A rising alternative

Baked goods are a high-waste product. According to the World Wildlife Fund, 1.7 million tons of baked goods go uneaten annually in Germany alone. The highly perishable quality of them makes this hard to avoid. Before the yeast oil was invented, Gerboin roasted 10% of his unsold bread and reused it as flour. “But the time involved does not make this effort financially viable,” he says. “Therefore most bakeries throw everything away at the end of the day or give it to farmers to feed pigs.” 

By upcycling some of these baked goods as yeast oil, Brück believes, “We can save at least four million tons of CO2, probably more.” To arrive at this number, he calculates the land and resources needed for international palm oil production. When he adds in the food and organic waste that is burned annually, “16 million tons of CO2 can be saved every year.” Sensing the skepticism at these big numbers, he gives a startling example: “In Bavaria alone, 600,000 tons of wheat bran are deemed insufficient for food production every year and are burnt. But we could use it very efficiently to produce yeast oil.”
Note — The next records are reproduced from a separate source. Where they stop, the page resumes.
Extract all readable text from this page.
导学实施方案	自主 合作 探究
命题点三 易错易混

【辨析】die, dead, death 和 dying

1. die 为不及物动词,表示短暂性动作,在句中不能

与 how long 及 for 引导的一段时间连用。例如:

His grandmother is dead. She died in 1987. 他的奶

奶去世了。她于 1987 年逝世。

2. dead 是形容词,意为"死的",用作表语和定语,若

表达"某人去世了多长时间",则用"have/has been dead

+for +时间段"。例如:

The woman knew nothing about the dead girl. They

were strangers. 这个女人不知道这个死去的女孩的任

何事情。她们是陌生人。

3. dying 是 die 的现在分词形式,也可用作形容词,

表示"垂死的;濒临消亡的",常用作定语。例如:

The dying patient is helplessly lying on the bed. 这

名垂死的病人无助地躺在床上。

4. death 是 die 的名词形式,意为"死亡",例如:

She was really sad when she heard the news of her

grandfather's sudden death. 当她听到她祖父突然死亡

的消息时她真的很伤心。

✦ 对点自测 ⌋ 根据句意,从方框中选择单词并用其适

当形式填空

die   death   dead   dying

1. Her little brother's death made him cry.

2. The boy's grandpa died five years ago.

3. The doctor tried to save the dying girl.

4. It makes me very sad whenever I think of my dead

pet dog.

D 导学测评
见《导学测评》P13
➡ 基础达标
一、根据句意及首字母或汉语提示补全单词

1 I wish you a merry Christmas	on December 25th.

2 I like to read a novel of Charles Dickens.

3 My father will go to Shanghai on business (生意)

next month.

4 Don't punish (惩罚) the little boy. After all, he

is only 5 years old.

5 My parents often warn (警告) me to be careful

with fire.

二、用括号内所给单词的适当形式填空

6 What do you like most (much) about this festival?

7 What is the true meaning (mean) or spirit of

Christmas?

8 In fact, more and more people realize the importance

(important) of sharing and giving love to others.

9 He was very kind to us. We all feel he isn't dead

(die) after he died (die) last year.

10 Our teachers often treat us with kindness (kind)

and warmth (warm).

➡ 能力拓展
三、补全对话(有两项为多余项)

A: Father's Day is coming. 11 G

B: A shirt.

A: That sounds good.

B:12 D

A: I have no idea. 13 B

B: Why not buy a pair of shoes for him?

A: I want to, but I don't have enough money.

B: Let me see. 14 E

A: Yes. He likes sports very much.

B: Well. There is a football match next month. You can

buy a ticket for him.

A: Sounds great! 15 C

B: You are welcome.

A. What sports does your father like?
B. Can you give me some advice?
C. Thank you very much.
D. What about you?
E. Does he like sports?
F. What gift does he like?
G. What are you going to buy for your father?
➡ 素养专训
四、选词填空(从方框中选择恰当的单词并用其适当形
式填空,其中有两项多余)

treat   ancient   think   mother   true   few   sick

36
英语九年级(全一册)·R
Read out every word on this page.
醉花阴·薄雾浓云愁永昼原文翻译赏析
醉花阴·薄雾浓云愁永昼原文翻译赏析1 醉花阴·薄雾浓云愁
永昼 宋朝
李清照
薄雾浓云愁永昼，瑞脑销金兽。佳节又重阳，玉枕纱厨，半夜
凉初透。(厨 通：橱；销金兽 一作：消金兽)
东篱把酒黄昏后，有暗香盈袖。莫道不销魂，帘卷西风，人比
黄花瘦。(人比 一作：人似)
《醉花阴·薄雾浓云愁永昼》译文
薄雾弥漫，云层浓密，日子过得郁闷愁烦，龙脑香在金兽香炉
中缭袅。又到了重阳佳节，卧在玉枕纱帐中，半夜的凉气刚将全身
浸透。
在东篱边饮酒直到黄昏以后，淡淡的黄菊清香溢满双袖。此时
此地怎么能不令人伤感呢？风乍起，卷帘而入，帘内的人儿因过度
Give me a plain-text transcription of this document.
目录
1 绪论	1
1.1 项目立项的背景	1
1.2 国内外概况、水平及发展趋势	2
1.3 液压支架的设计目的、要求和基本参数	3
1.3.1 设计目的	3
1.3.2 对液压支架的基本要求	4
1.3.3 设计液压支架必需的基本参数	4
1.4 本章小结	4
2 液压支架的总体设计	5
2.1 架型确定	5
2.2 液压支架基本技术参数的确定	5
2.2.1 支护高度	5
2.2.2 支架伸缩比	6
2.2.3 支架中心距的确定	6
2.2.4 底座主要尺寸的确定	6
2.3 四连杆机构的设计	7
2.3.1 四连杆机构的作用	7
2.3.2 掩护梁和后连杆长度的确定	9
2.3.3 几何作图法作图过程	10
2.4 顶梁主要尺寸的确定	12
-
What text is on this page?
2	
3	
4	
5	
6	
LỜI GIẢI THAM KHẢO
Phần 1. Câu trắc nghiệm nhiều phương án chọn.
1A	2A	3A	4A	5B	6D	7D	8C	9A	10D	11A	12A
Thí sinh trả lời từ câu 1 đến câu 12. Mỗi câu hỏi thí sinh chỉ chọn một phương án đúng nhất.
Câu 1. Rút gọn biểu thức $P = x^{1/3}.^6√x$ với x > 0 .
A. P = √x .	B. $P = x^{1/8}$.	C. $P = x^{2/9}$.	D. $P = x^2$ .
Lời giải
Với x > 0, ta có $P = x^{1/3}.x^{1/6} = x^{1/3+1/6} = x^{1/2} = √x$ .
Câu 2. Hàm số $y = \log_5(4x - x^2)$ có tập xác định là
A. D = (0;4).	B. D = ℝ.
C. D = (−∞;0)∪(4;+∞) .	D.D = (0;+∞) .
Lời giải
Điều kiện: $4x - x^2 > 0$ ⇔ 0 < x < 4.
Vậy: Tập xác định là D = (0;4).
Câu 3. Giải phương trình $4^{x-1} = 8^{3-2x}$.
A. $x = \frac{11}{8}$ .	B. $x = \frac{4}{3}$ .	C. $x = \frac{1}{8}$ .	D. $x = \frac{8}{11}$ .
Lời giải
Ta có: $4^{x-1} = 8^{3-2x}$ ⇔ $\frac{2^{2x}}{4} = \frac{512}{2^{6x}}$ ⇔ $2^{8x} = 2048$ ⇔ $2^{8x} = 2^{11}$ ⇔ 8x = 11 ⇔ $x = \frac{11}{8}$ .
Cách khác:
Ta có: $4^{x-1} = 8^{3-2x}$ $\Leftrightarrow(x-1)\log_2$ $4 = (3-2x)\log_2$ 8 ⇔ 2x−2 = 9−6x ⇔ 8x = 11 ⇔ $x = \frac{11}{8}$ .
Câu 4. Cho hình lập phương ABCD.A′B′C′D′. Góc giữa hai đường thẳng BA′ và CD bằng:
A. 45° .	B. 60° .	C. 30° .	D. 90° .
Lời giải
Brück, along with Mahmoud Masri, who studied chemistry in Damascus before he perfected the fermentation of yeast oil, founded the startup Global Sustainable Transformation (GST) with the aim of producing 100,000 liters of yeast oil in 2022. With support from the German government, where Brück is a strategic advisor, they want to make their patented technology more widely available. “For one baker, the investment to build a fermentation facility would be too overwhelming, but for a big enterprise, or if several smaller ones team up, the investment will be amortized within a few years,” Brück believes. 

According to Brück, the odorless yeast oil could also replace palm oil in soaps and lotions. At a current price of 1.40 euros (about USD $1.60) per liter, the process is price-competitive. After a year of upscaling, those costs could come down to 60 U.S. cents per liter, Brück estimates.

Until their new production facility is up and running, the trio is tinkering with other solutions. In addition to his green “alguette” and his tartelettes with algae filling, Gerboin is experimenting with integrating protein-rich insects into his bread and beignets, including baking the world’s first worm beignet. “Chocolate caramel beignet with 10% meal worms,” he says enthusiastically. “I even put insects into the cracknel.” 

Fair warning to those on New Year’s resolution fitness kicks, however: yeast oil might be climate-friendly, but the baked goods it’s used in are no less caloric than those cooked with palm oil. “Thomas gained at least 10 pounds!” Gerboin teases Brück during our Zoom call, referring to the pallets of donuts he regularly delivered to the university for testing. On the other hand, it offers a perfect excuse: Sure, I’d like to eat healthier, but I need to indulge in those sweets for the planet. 

This story is part of the SoJo Exchange from the Solutions Journalism Network, a nonprofit organization dedicated to rigorous reporting about responses to social problems.